Sorry to be a "question hog" today. I'm having a bit of a problem understanding some of the mechanics of the SPX contracts and the way the "hybrid system" works. Without revealing my broker - I've been trading SPX options for a long, long time. In the past couple of years, meeting between the B/A has become more and more difficult. Besides that, I have occasionally been having a problem with quick executions. For example, with some of the spreads 1.60 wide, I try to meet in the middle. Lately, I've seen bids or offers that were in the middle. For example, a quote at 16 x 17.6 and then 16 x 16.8, where you can tell from the size, the 16.8 on the offer is someone trying to meet in the middle. So, I place the order and it sometimes takes a minute to fill!!! This is not a late trade report as sometimes if the market moves, so does the quote, and I don't get the contracts. The explanation I get is that order must have been taken down to the floor. Why would this happen? Sometimes my orders fill immediately. Can anyone explain how this hybrid system works? Or is my broker just inefficient? Thanks in advance. AZD
My original trade observation - LOL. Just happend again a few minutes ago. 450 contracts of 1340 put @.50 450 contracts of 1360 put @.70 AZD
Thanks for the input. So, who do the MMs sell to so that they may balance their positions? How many MMs, for example, are doing the SPX contracts? AZD In the old days, they might trade with each other, but not preferred not to do so. These days, very few MMs are independent. When they take down a trade, the firm's upstairs traders hedge the deltas, vega, gamma etc. All I meant before is that the MMs who take down this trade are in position to sell put spreads or just puts to whomever may be bidding. They may even know where to show trades they would like to make. I'm sure they know who the premium buyers are, and when they have premium tos ell, they cam show stuff. I have no clue what the real order flow is like on the floor. But there are portfolio hedgers who must buy premium, and big premium sellers know where to find them. Mark
it's easy to tell the serious ones from the wanna-bees. The real thing are the ones with the big smiles on their faces knowing they have a gazillion bucks from the big brokerages underwriting their trading. I'd imagine that a lot of these guys don't even think twice about dropping a million or more to get the market going with a large order. TS
You are way off base (as usual). The days of the wealthy market maker are over. It's a very difficult game these days - so difficult that there are few independent market makers left. As to 'getting the market going' MMs are not big enough to do it. Not with gigantic hedge funds and other fund managers able to shove any MM orders down the MMs throat.
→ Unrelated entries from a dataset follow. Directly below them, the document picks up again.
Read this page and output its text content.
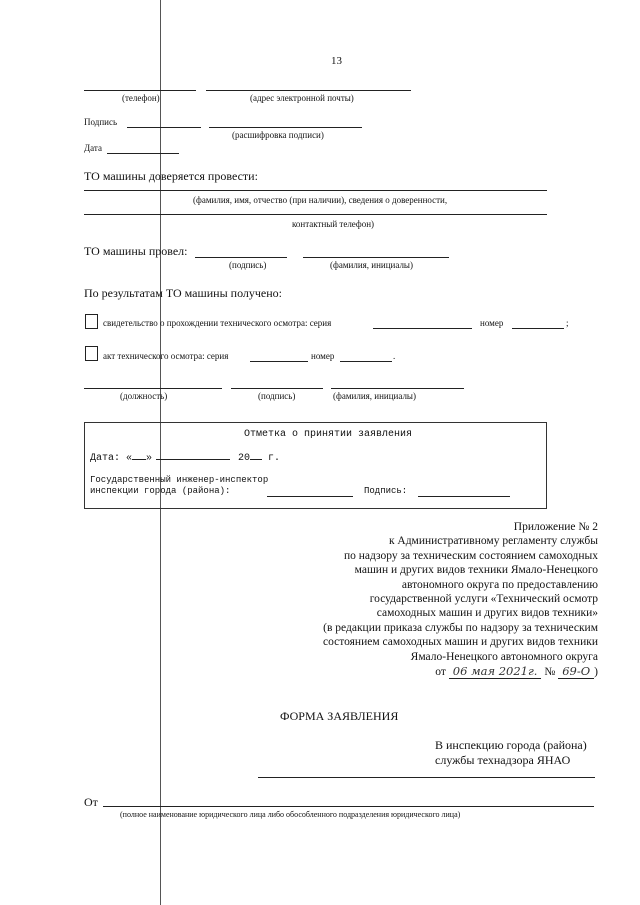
13
(телефон)	(адрес электронной почты)
Подпись
(расшифровка подписи)
Дата
ТО машины доверяется провести:
(фамилия, имя, отчество (при наличии), сведения о доверенности,
контактный телефон)
ТО машины провел:
(подпись)	(фамилия, инициалы)
По результатам ТО машины получено:
свидетельство о прохождении технического осмотра: серия	номер	;
акт технического осмотра: серия	номер	.
(должность)	(подпись)	(фамилия, инициалы)
Отметка о принятии заявления
Дата: « »	20 г.
Государственный инженер-инспектор
инспекции города (района):	Подпись:
Приложение № 2
к Административному регламенту службы
по надзору за техническим состоянием самоходных
машин и других видов техники Ямало-Ненецкого
автономного округа по предоставлению
государственной услуги «Технический осмотр
самоходных машин и других видов техники»
(в редакции приказа службы по надзору за техническим
состоянием самоходных машин и других видов техники
Ямало-Ненецкого автономного округа
от 06 мая 2021г. № 69-О )
ФОРМА ЗАЯВЛЕНИЯ
В инспекцию города (района)
службы технадзора ЯНАО
От
(полное наименование юридического лица либо обособленного подразделения юридического лица)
Mark
so....I'm thinking the bull run can't last much longer, it's gotta drop, at least by May right? I'm thinking of selling a March/June SPX or RUT put diagonal spread pretty far OTM and sell Apr and May too, with the expectation that it's gonna drop like crazy sometime around May at the latest and when it does, cash in the June. thoughts?' My thoughts have been turning to these ideas as the last couple ICs and verts have been pretty low % return and tougher to fill where I want them to.